Ford Motor Company emerged as an unexpected beneficiary of these market dynamics, with shares soaring 13% after a Morgan Stanley analyst highlighted its positive energy-storage licensing agreement with China's Contemporary Amperex Technology, CATL. This partnership is particularly noteworthy as it aligns Ford with a leading player in the global battery market, which is crucial for the future of electric vehicles. Options trading for Ford also leaned heavily bullish, with significantly more calls than puts, reflecting growing investor confidence in the company's prospects. A notable trade involved purchasing 7,000 puts, signaling a bet that Ford stock will rise over 25% by January. This activity indicates a strong belief in Ford's strategic direction and its ability to capitalize on emerging trends in green technology.
The bullish activity surrounding these stocks illustrates a broader sentiment shift in the market, where geopolitical developments are influencing investment strategies. As optimism around trade relations grows, the implications for U.S. markets and investor confidence in Chinese assets become increasingly significant. The reaction in options trading, particularly the high volume of calls, suggests that investors are positioning for further upside in Chinese equities as talks progress. This could lead to a sustained rally, especially if concrete agreements are reached during the discussions between Trump and Xi.
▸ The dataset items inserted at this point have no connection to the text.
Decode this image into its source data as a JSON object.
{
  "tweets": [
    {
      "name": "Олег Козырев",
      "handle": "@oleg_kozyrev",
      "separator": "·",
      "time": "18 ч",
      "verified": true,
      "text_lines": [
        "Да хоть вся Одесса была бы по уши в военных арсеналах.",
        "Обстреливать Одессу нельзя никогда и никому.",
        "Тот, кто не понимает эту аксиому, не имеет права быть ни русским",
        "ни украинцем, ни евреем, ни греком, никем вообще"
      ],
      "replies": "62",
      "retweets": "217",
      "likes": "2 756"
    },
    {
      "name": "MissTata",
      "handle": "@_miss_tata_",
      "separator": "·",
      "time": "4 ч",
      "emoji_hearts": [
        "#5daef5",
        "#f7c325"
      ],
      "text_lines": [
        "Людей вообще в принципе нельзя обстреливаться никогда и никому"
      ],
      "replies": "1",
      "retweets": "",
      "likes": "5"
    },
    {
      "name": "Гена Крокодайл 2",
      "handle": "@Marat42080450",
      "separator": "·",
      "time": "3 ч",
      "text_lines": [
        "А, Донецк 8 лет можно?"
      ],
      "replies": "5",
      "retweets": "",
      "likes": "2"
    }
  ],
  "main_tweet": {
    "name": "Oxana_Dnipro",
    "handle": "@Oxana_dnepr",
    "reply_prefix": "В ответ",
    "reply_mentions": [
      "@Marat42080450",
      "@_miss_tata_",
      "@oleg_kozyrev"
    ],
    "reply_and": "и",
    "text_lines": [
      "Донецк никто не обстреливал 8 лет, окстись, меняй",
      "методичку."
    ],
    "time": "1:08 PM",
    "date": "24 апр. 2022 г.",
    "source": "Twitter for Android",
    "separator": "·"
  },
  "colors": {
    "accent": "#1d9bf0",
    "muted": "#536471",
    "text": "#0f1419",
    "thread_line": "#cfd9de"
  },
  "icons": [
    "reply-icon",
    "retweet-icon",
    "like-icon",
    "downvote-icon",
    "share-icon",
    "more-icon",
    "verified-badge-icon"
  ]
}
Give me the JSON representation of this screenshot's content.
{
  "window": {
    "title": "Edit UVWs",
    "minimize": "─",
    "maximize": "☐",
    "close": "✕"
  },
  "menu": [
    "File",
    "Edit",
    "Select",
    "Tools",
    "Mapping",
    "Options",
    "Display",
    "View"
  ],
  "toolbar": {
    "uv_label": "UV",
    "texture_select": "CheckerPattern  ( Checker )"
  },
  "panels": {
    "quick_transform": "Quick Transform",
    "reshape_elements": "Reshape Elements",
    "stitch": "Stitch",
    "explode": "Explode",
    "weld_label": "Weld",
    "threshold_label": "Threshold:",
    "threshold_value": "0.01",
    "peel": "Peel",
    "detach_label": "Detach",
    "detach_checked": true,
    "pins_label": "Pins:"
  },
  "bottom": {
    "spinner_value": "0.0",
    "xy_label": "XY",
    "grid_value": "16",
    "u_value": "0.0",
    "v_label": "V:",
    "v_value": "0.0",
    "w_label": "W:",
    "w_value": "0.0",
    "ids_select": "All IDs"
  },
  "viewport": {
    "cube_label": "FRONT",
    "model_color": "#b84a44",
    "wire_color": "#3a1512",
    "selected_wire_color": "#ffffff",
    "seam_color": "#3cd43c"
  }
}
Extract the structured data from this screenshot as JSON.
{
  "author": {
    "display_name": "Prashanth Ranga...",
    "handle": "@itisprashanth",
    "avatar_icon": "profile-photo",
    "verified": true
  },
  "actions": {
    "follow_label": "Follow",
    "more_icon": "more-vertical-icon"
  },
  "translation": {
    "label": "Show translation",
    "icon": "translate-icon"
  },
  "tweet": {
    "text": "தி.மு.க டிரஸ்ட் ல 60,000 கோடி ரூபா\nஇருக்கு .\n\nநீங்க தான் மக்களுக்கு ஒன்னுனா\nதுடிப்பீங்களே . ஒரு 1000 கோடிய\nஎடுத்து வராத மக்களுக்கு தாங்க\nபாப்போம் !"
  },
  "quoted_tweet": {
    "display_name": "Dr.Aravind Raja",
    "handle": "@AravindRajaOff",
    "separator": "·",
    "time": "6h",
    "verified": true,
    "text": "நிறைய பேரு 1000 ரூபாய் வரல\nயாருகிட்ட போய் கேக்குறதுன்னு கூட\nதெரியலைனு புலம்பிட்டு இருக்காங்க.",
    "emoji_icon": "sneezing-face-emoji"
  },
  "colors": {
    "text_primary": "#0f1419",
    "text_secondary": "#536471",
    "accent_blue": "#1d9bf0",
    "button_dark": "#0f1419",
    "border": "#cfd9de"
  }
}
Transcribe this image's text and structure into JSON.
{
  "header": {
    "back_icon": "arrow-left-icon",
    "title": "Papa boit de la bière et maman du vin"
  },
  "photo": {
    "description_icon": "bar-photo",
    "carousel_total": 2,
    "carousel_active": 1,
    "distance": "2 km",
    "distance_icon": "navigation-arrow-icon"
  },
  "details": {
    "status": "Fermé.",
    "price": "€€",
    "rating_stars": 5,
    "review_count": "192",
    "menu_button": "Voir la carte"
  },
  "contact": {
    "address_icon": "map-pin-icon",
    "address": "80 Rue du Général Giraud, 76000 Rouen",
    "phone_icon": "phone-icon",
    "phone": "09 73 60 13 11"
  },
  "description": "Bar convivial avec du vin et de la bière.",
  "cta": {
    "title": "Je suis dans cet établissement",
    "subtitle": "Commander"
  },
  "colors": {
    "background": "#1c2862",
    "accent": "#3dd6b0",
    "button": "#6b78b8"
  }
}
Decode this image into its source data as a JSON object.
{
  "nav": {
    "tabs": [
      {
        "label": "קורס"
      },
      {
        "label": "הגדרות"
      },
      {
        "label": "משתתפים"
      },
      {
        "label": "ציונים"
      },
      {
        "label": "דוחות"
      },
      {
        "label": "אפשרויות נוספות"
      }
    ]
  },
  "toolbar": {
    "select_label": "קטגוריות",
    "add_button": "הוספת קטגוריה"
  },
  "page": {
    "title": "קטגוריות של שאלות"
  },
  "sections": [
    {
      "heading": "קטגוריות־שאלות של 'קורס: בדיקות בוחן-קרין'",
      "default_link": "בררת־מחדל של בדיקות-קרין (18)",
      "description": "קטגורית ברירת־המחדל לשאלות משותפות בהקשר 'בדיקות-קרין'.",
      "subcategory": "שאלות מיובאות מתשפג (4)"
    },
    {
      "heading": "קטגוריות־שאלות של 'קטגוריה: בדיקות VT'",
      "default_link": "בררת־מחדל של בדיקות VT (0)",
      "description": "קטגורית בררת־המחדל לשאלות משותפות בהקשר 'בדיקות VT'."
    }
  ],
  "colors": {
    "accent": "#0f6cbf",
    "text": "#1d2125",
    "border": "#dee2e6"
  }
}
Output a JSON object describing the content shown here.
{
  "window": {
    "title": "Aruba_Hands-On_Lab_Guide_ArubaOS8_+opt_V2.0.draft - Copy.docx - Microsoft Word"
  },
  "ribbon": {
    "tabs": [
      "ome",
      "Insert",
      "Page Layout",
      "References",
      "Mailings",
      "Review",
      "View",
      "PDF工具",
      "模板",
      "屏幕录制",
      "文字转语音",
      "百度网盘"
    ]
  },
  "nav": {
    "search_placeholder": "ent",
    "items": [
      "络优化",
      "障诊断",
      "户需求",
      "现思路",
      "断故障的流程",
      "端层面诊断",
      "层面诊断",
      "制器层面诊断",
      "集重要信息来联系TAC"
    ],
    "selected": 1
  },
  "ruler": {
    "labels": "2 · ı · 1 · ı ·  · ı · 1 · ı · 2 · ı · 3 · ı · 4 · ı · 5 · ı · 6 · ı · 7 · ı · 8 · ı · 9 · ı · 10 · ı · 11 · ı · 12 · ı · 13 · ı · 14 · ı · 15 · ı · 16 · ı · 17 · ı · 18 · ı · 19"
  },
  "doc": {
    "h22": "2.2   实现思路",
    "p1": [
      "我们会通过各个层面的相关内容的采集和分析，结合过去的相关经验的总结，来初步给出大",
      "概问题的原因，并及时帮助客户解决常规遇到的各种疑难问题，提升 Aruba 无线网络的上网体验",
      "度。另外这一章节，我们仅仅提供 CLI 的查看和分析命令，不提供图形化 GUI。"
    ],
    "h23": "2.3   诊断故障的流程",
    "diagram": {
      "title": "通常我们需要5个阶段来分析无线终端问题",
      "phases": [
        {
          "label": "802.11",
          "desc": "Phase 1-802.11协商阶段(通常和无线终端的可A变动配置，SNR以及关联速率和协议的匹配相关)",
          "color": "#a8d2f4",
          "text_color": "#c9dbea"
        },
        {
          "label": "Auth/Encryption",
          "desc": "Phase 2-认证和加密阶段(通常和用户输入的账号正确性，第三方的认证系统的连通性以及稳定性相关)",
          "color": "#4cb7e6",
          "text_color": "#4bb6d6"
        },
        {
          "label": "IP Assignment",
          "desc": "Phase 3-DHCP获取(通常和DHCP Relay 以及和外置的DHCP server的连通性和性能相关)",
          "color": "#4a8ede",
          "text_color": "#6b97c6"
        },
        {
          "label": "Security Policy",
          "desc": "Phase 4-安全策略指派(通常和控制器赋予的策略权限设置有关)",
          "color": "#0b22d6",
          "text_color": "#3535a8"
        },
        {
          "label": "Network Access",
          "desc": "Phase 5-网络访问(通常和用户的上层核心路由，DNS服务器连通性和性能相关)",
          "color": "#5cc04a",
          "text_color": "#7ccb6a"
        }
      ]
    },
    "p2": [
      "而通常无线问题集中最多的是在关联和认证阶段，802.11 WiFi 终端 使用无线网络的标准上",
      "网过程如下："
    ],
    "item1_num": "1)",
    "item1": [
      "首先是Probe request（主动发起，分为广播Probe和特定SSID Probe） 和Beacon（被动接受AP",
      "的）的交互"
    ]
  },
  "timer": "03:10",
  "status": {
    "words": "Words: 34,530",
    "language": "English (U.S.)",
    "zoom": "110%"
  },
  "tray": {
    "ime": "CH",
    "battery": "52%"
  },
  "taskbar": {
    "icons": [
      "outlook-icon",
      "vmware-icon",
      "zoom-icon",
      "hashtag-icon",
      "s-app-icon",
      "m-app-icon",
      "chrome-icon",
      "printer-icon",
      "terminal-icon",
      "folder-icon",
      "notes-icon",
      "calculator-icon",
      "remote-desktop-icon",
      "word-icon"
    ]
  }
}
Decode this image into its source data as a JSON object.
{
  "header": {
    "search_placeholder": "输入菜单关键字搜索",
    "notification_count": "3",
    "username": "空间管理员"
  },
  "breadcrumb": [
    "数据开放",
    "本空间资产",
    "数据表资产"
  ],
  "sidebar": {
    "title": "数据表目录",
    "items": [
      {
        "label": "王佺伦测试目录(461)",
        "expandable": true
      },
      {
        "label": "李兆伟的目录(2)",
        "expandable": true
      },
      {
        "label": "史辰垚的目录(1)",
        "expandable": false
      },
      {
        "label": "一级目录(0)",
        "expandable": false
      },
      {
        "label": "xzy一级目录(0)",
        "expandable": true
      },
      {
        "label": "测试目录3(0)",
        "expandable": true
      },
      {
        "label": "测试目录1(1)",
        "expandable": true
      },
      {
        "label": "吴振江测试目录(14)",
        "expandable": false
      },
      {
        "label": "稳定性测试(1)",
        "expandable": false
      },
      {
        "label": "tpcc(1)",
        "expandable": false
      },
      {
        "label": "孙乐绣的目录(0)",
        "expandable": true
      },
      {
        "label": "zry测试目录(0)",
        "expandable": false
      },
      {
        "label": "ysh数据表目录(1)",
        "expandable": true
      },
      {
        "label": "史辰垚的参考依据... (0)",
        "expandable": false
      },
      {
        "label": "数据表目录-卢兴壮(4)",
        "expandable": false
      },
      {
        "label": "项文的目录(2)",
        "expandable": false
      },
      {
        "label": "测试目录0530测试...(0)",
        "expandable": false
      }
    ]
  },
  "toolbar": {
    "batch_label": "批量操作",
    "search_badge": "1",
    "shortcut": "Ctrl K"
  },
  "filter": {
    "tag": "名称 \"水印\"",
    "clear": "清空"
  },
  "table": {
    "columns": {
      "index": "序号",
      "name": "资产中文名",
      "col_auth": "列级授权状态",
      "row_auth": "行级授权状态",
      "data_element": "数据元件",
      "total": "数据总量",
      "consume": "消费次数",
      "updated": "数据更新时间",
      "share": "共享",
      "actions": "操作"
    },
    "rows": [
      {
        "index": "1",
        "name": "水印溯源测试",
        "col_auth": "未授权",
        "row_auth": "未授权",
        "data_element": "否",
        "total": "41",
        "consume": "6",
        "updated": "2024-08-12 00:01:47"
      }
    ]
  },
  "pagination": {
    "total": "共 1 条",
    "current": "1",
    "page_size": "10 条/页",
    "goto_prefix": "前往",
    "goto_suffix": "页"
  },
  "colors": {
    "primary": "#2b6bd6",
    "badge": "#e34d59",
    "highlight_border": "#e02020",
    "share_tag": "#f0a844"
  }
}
Market analysts are closely monitoring the ongoing negotiations, assessing how these talks could impact both domestic and international markets. The interconnectedness of the global financial system means that political events can have immediate effects on market sentiment and stock valuations. As U.S.-China negotiations continue, market participants will keep a keen eye on developments, particularly any announcements that could signify a breakthrough or a setback in relations.
The potential for a short squeeze in KWEB, the KraneShares ETF, is of particular interest to traders. With renewed momentum in Alibaba, the prospect of a short squeeze could amplify price movements and attract even more retail interest. Such dynamics often create a feedback loop where rising prices lead to even greater buying interest, further pushing stock prices up.
In the broader context, the current market activity is reflective of a growing trend where geopolitical events are intricately woven into the fabric of market movements. Investors are increasingly aware that political stability and cooperation can significantly enhance the performance of stocks, particularly in sectors like technology and automotive, which are deeply intertwined with global supply chains. As discussions unfold, the sentiment observed in the options market will likely continue to shift, responding dynamically to news and developments from both sides.
This environment creates a unique opportunity for investors who are able to navigate the complexities of U.S.-China relations. Understanding the nuances of these negotiations and their potential impact on key sectors will be crucial for capitalizing on the current bullish sentiment. The ongoing dialogue could determine the trajectory of Chinese tech stocks and broader market trends in the coming months.